On Sunday night, HBO aired an interview segment with ex-evangelical pastor Josh Harris. The focus of the interview was on Harris’ summer announcement that he was abandoning Christianity.

In the course of the interview, Axios co-founder and reporter Mike Allen brings up the question of Harris’ own sexuality, pointing specifically to an Instagram post of Harris participating in an LGBT pride event.

Harris refuses to answer a point-blank question about whether he has rethought his own sexuality, and only says he is “very comfortable” with his sexuality.

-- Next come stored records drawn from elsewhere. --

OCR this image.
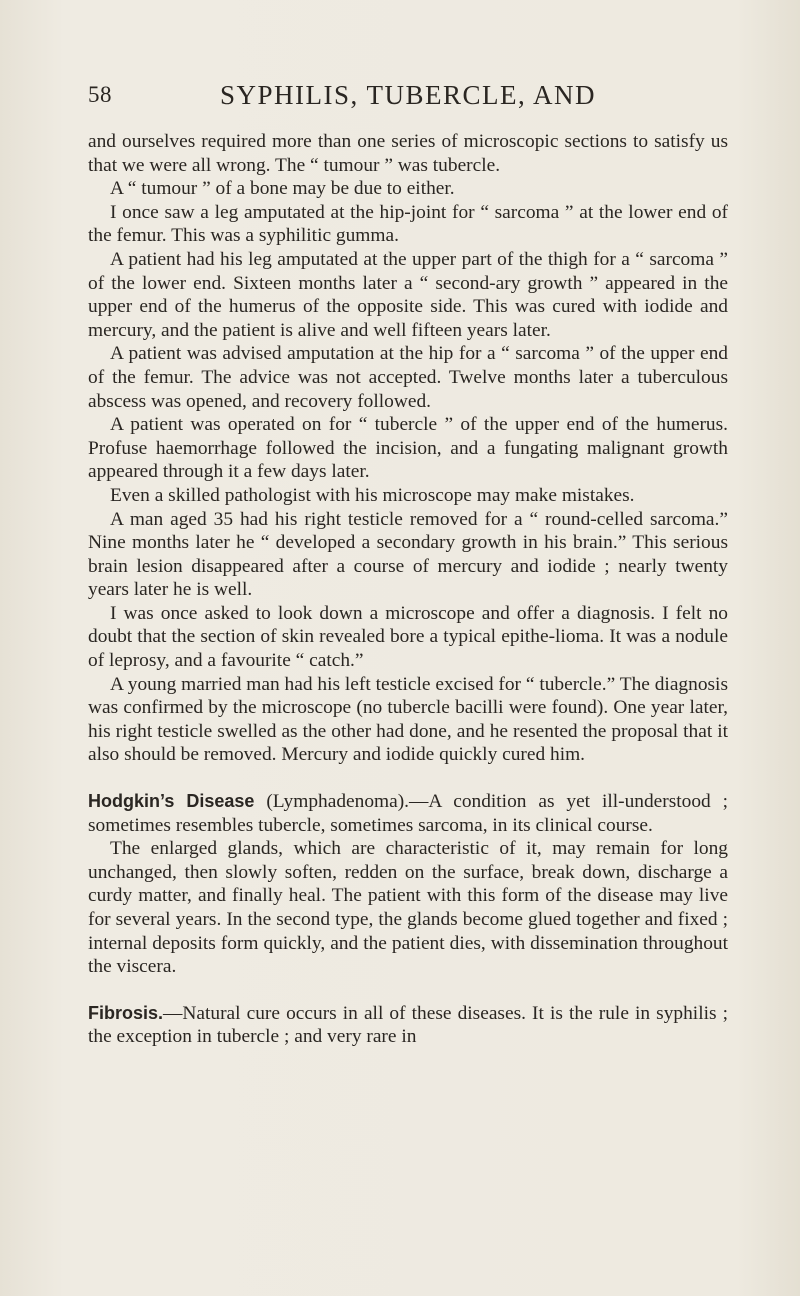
58	SYPHILIS, TUBERCLE, AND

and ourselves required more than one series of microscopic sections to satisfy us that we were all wrong. The “ tumour ” was tubercle.

A “ tumour ” of a bone may be due to either.

I once saw a leg amputated at the hip-joint for “ sarcoma ” at the lower end of the femur. This was a syphilitic gumma.

A patient had his leg amputated at the upper part of the thigh for a “ sarcoma ” of the lower end. Sixteen months later a “ second-ary growth ” appeared in the upper end of the humerus of the opposite side. This was cured with iodide and mercury, and the patient is alive and well fifteen years later.

A patient was advised amputation at the hip for a “ sarcoma ” of the upper end of the femur. The advice was not accepted. Twelve months later a tuberculous abscess was opened, and recovery followed.

A patient was operated on for “ tubercle ” of the upper end of the humerus. Profuse haemorrhage followed the incision, and a fungating malignant growth appeared through it a few days later.

Even a skilled pathologist with his microscope may make mistakes.

A man aged 35 had his right testicle removed for a “ round-celled sarcoma.” Nine months later he “ developed a secondary growth in his brain.” This serious brain lesion disappeared after a course of mercury and iodide ; nearly twenty years later he is well.

I was once asked to look down a microscope and offer a diagnosis. I felt no doubt that the section of skin revealed bore a typical epithe-lioma. It was a nodule of leprosy, and a favourite “ catch.”

A young married man had his left testicle excised for “ tubercle.” The diagnosis was confirmed by the microscope (no tubercle bacilli were found). One year later, his right testicle swelled as the other had done, and he resented the proposal that it also should be removed. Mercury and iodide quickly cured him.

Hodgkin’s Disease (Lymphadenoma).—A condition as yet ill-understood ; sometimes resembles tubercle, sometimes sarcoma, in its clinical course.

The enlarged glands, which are characteristic of it, may remain for long unchanged, then slowly soften, redden on the surface, break down, discharge a curdy matter, and finally heal. The patient with this form of the disease may live for several years. In the second type, the glands become glued together and fixed ; internal deposits form quickly, and the patient dies, with dissemination throughout the viscera.

Fibrosis.—Natural cure occurs in all of these diseases. It is the rule in syphilis ; the exception in tubercle ; and very rare in
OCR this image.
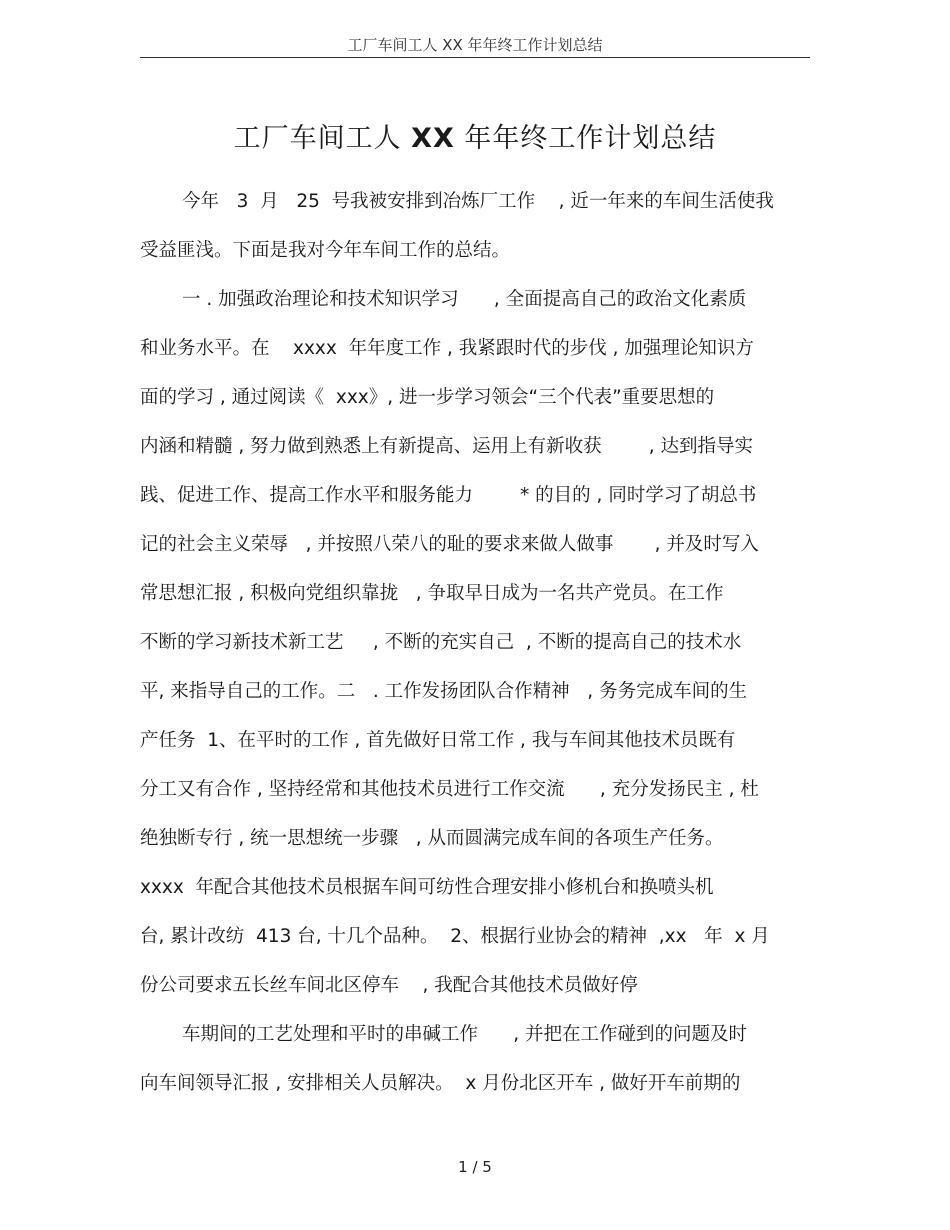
工厂车间工人 XX 年年终工作计划总结
工厂车间工人 XX 年年终工作计划总结
今年   3  月   25  号我被安排到冶炼厂工作    , 近一年来的车间生活使我
受益匪浅。下面是我对今年车间工作的总结。
一 . 加强政治理论和技术知识学习      , 全面提高自己的政治文化素质
和业务水平。在    xxxx  年年度工作 , 我紧跟时代的步伐 , 加强理论知识方
面的学习 , 通过阅读《  xxx》, 进一步学习领会“三个代表”重要思想的
内涵和精髓 , 努力做到熟悉上有新提高、运用上有新收获        , 达到指导实
践、促进工作、提高工作水平和服务能力        * 的目的 , 同时学习了胡总书
记的社会主义荣辱   , 并按照八荣八的耻的要求来做人做事       , 并及时写入
常思想汇报 , 积极向党组织靠拢   , 争取早日成为一名共产党员。在工作
不断的学习新技术新工艺     , 不断的充实自己  , 不断的提高自己的技术水
平, 来指导自己的工作。二   . 工作发扬团队合作精神   , 务务完成车间的生
产任务  1、在平时的工作 , 首先做好日常工作 , 我与车间其他技术员既有
分工又有合作 , 坚持经常和其他技术员进行工作交流      , 充分发扬民主 , 杜
绝独断专行 , 统一思想统一步骤   , 从而圆满完成车间的各项生产任务。
xxxx  年配合其他技术员根据车间可纺性合理安排小修机台和换喷头机
台, 累计改纺  413 台, 十几个品种。  2、根据行业协会的精神  ,xx   年  x 月
份公司要求五长丝车间北区停车    , 我配合其他技术员做好停
车期间的工艺处理和平时的串碱工作      , 并把在工作碰到的问题及时
向车间领导汇报 , 安排相关人员解决。  x 月份北区开车 , 做好开车前期的
1 / 5
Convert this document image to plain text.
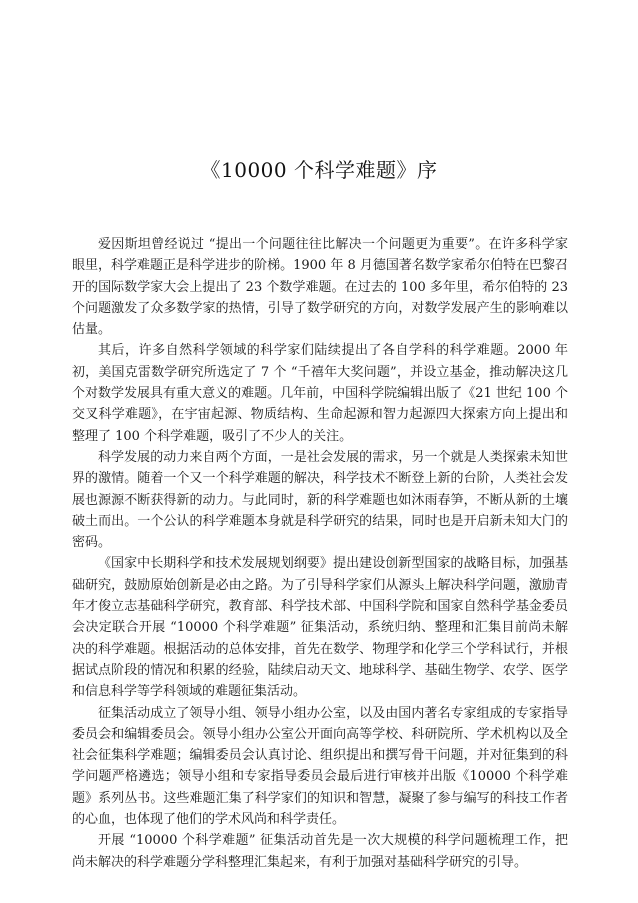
《10000 个科学难题》序

爱因斯坦曾经说过 “提出一个问题往往比解决一个问题更为重要”。在许多科学家眼里，科学难题正是科学进步的阶梯。1900 年 8 月德国著名数学家希尔伯特在巴黎召开的国际数学家大会上提出了 23 个数学难题。在过去的 100 多年里，希尔伯特的 23 个问题激发了众多数学家的热情，引导了数学研究的方向，对数学发展产生的影响难以估量。

其后，许多自然科学领域的科学家们陆续提出了各自学科的科学难题。2000 年初，美国克雷数学研究所选定了 7 个 “千禧年大奖问题”，并设立基金，推动解决这几个对数学发展具有重大意义的难题。几年前，中国科学院编辑出版了《21 世纪 100 个交叉科学难题》，在宇宙起源、物质结构、生命起源和智力起源四大探索方向上提出和整理了 100 个科学难题，吸引了不少人的关注。

科学发展的动力来自两个方面，一是社会发展的需求，另一个就是人类探索未知世界的激情。随着一个又一个科学难题的解决，科学技术不断登上新的台阶，人类社会发展也源源不断获得新的动力。与此同时，新的科学难题也如沐雨春笋，不断从新的土壤破土而出。一个公认的科学难题本身就是科学研究的结果，同时也是开启新未知大门的密码。

《国家中长期科学和技术发展规划纲要》提出建设创新型国家的战略目标，加强基础研究，鼓励原始创新是必由之路。为了引导科学家们从源头上解决科学问题，激励青年才俊立志基础科学研究，教育部、科学技术部、中国科学院和国家自然科学基金委员会决定联合开展 “10000 个科学难题” 征集活动，系统归纳、整理和汇集目前尚未解决的科学难题。根据活动的总体安排，首先在数学、物理学和化学三个学科试行，并根据试点阶段的情况和积累的经验，陆续启动天文、地球科学、基础生物学、农学、医学和信息科学等学科领域的难题征集活动。

征集活动成立了领导小组、领导小组办公室，以及由国内著名专家组成的专家指导委员会和编辑委员会。领导小组办公室公开面向高等学校、科研院所、学术机构以及全社会征集科学难题；编辑委员会认真讨论、组织提出和撰写骨干问题，并对征集到的科学问题严格遴选；领导小组和专家指导委员会最后进行审核并出版《10000 个科学难题》系列丛书。这些难题汇集了科学家们的知识和智慧，凝聚了参与编写的科技工作者的心血，也体现了他们的学术风尚和科学责任。

开展 “10000 个科学难题” 征集活动首先是一次大规模的科学问题梳理工作，把尚未解决的科学难题分学科整理汇集起来，有利于加强对基础科学研究的引导。
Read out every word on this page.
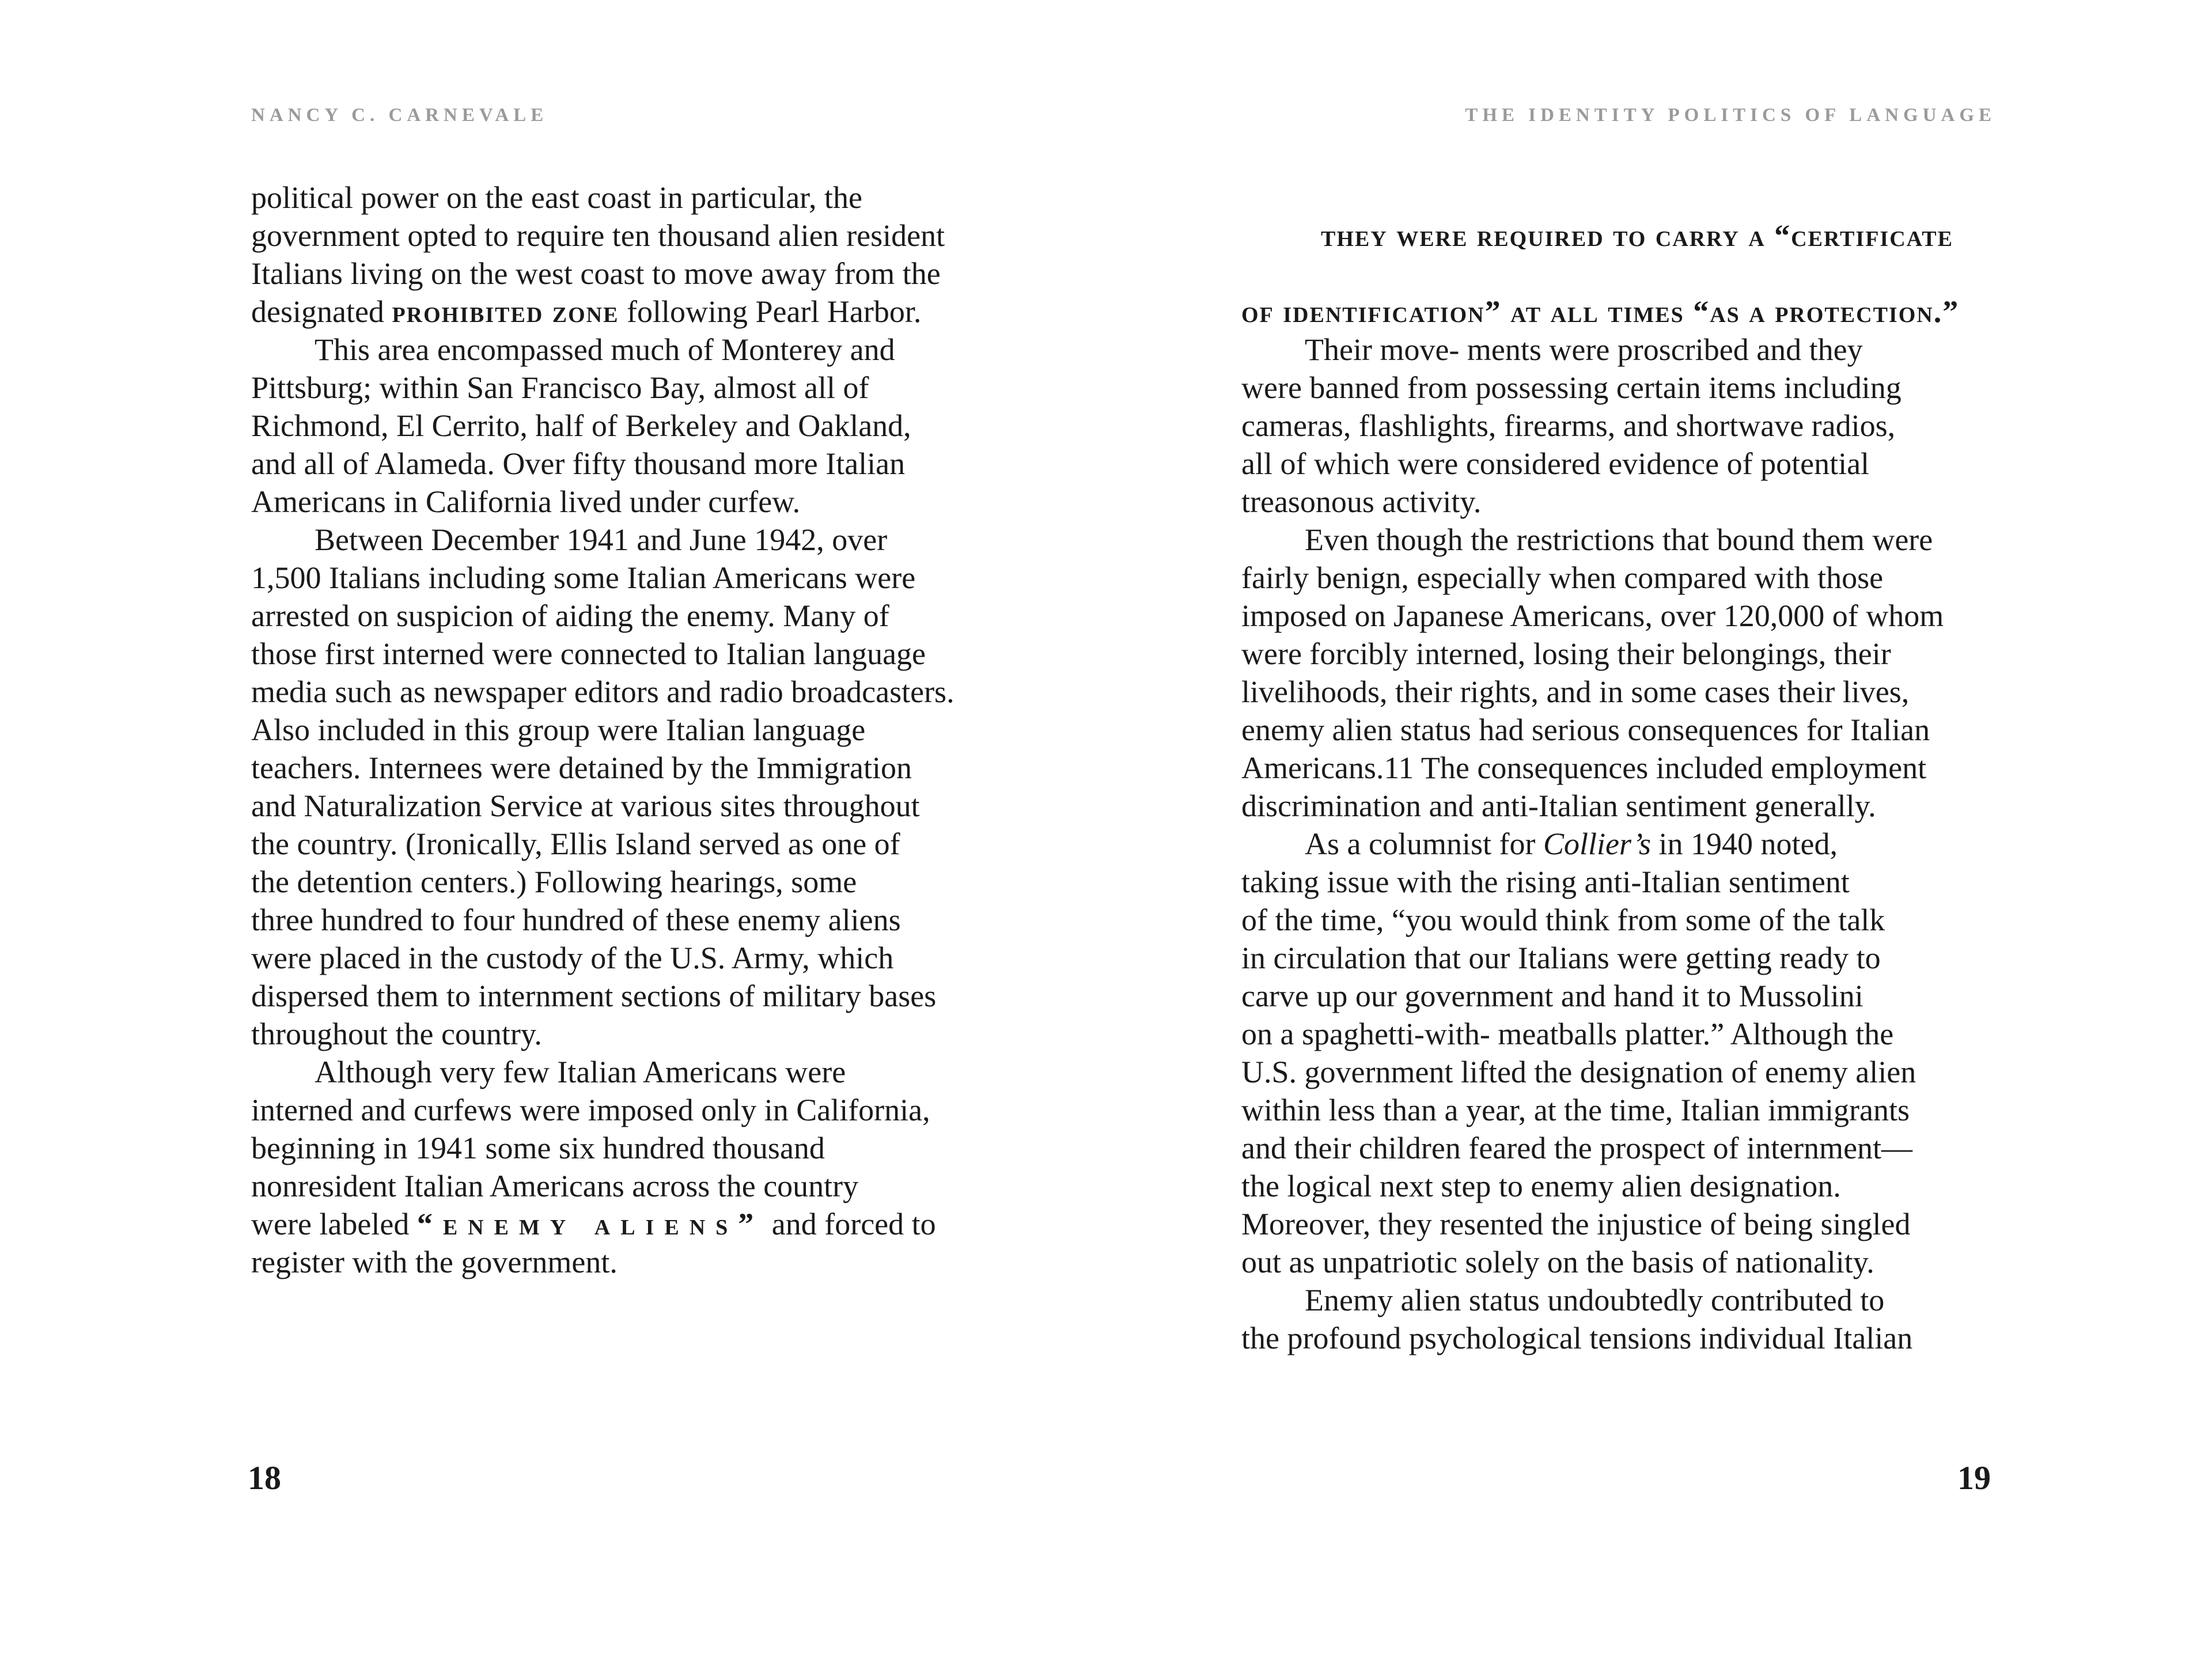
NANCY C. CARNEVALE	THE IDENTITY POLITICS OF LANGUAGE

political power on the east coast in particular, the
government opted to require ten thousand alien resident
Italians living on the west coast to move away from the
designated prohibited zone following Pearl Harbor.

This area encompassed much of Monterey and
Pittsburg; within San Francisco Bay, almost all of
Richmond, El Cerrito, half of Berkeley and Oakland,
and all of Alameda. Over fifty thousand more Italian
Americans in California lived under curfew.

Between December 1941 and June 1942, over
1,500 Italians including some Italian Americans were
arrested on suspicion of aiding the enemy. Many of
those first interned were connected to Italian language
media such as newspaper editors and radio broadcasters.
Also included in this group were Italian language
teachers. Internees were detained by the Immigration
and Naturalization Service at various sites throughout
the country. (Ironically, Ellis Island served as one of
the detention centers.) Following hearings, some
three hundred to four hundred of these enemy aliens
were placed in the custody of the U.S. Army, which
dispersed them to internment sections of military bases
throughout the country.

Although very few Italian Americans were
interned and curfews were imposed only in California,
beginning in 1941 some six hundred thousand
nonresident Italian Americans across the country
were labeled “enemy aliens” and forced to
register with the government.

they were required to carry a “certificate

of identification” at all times “as a protection.”

Their move- ments were proscribed and they
were banned from possessing certain items including
cameras, flashlights, firearms, and shortwave radios,
all of which were considered evidence of potential
treasonous activity.

Even though the restrictions that bound them were
fairly benign, especially when compared with those
imposed on Japanese Americans, over 120,000 of whom
were forcibly interned, losing their belongings, their
livelihoods, their rights, and in some cases their lives,
enemy alien status had serious consequences for Italian
Americans.11 The consequences included employment
discrimination and anti-Italian sentiment generally.

As a columnist for Collier’s in 1940 noted,
taking issue with the rising anti-Italian sentiment
of the time, “you would think from some of the talk
in circulation that our Italians were getting ready to
carve up our government and hand it to Mussolini
on a spaghetti-with- meatballs platter.” Although the
U.S. government lifted the designation of enemy alien
within less than a year, at the time, Italian immigrants
and their children feared the prospect of internment—
the logical next step to enemy alien designation.
Moreover, they resented the injustice of being singled
out as unpatriotic solely on the basis of nationality.

Enemy alien status undoubtedly contributed to
the profound psychological tensions individual Italian

18	19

He does not want to answer for fear that this answer will do more to label and categorize him than even the attention he brought to abandoning Christianity. (It is interesting to me that Harris can be so bold about his blasphemy, yet refuse to answer plainly about his sexuality.)

He goes on to answer:

“If the answer to the question of my sexuality puts me inside or outside of your circle, accepted or unaccepted, then I don’t want to be friends. F*** you and f*** your circles is how I feel. And so that’s why I don’t feel any need to answer that question.”

Those comments are as equally revealing about the state of our culture as they are profanely crude.

The focus of this short piece is not to address Harris’ sexuality. It is instead to look at how someone who has abandoned the faith understands the dire terms and impact of what it means to either believe or reject what Christianity teaches about sexuality. For this, Josh Harris’ intellectual honesty is even admirable. There is no hypocrisy and he’s not trying to exist in irreconcilable camps.

The dividing line

Many Christian leaders have been warning for some time that the issue of Christianity’s sexual ethic is going to be a dividing line — that it would be a Reformation-like moment that would lead to dividing denominations, tearing asunder friendships and unity in its wake. That is no longer speculative. News story after news story only confirms this is now the case, and Harris’ own words lay would bare that conclusion as well.

Sexual ethics have indeed become what many of us refer to as a status confessionisissue. A status confessionisissue is one that is essential to the church’s message. It means that issues arise of such importance in the life of the church that the church must make declarative proclamation that not to believe something that the church deems essential is to declare one’s self outside the bounds of faith. This means that to part ways with what the Bible and Christianity teach concerning the proper sexual relationships between men and women is to jettison the faith. Those may be strong words, but the implications are clear: The Christian sexual ethic is so intricately bound to creedal orthodoxy that to deny it is to forsake the faith altogether (1 Cor. 6:12-20).

This type of clarity or pronouncement about the grounds of relationship and membership in a community is not exclusive to Christianity. In many ways, a status confessionis issue is a modern form of ancient blasphemy laws that progressives now similarly use to declare who is acceptable and unacceptable. The message is increasingly clear: If you do not affirm the sexual revolution, you are unwelcome in polite society.

Who’s drawing the line?

So, who is drawing the line on what is acceptable or unacceptable? It means, in the least, that line drawing is not exclusive to Christianity. Secularism is doing it as well, for as we heard in Harris’ own voice: If you determine acceptance based on sexuality, he no longer wants to be your friend. The strong language of denouncement suggests you are now even an enemy. Harris is drawing a line. He’s being confessional.

The irony in all of this is that Christianity is — or ought to be — far more grace-giving and relationally gentle than what supposedly open-minded tolerance actually produces. The Christian sexual ethic balances truth and grace, balancing love with repentance and insisting that a person’s identity is not reducible to the sum total of their sexual proclivities. It’s why Christians can have friendships with LGBT people and not think of them as bad people. But you won’t often find this type of grace within the LGBT activism. We are expected to either be for them or against them. No amount of disagreement can be tolerated.

Beyond the meaning of his statements, it was sad to see how strained, unnatural, and peculiar it was for Harris to use deeply profane language. The whole interview is unspeakably sad. Evangelicalism ought to hold no rage at Josh Harris, only sadness. His story is a reminder that sin is creeping at every doorstep. At the same time, let’s not give up hope. We don’t know what the end of the story is for Josh Harris. Let’s pray that Josh will once again hear the shepherd’s voice and by God’s grace return to the flock he once loved.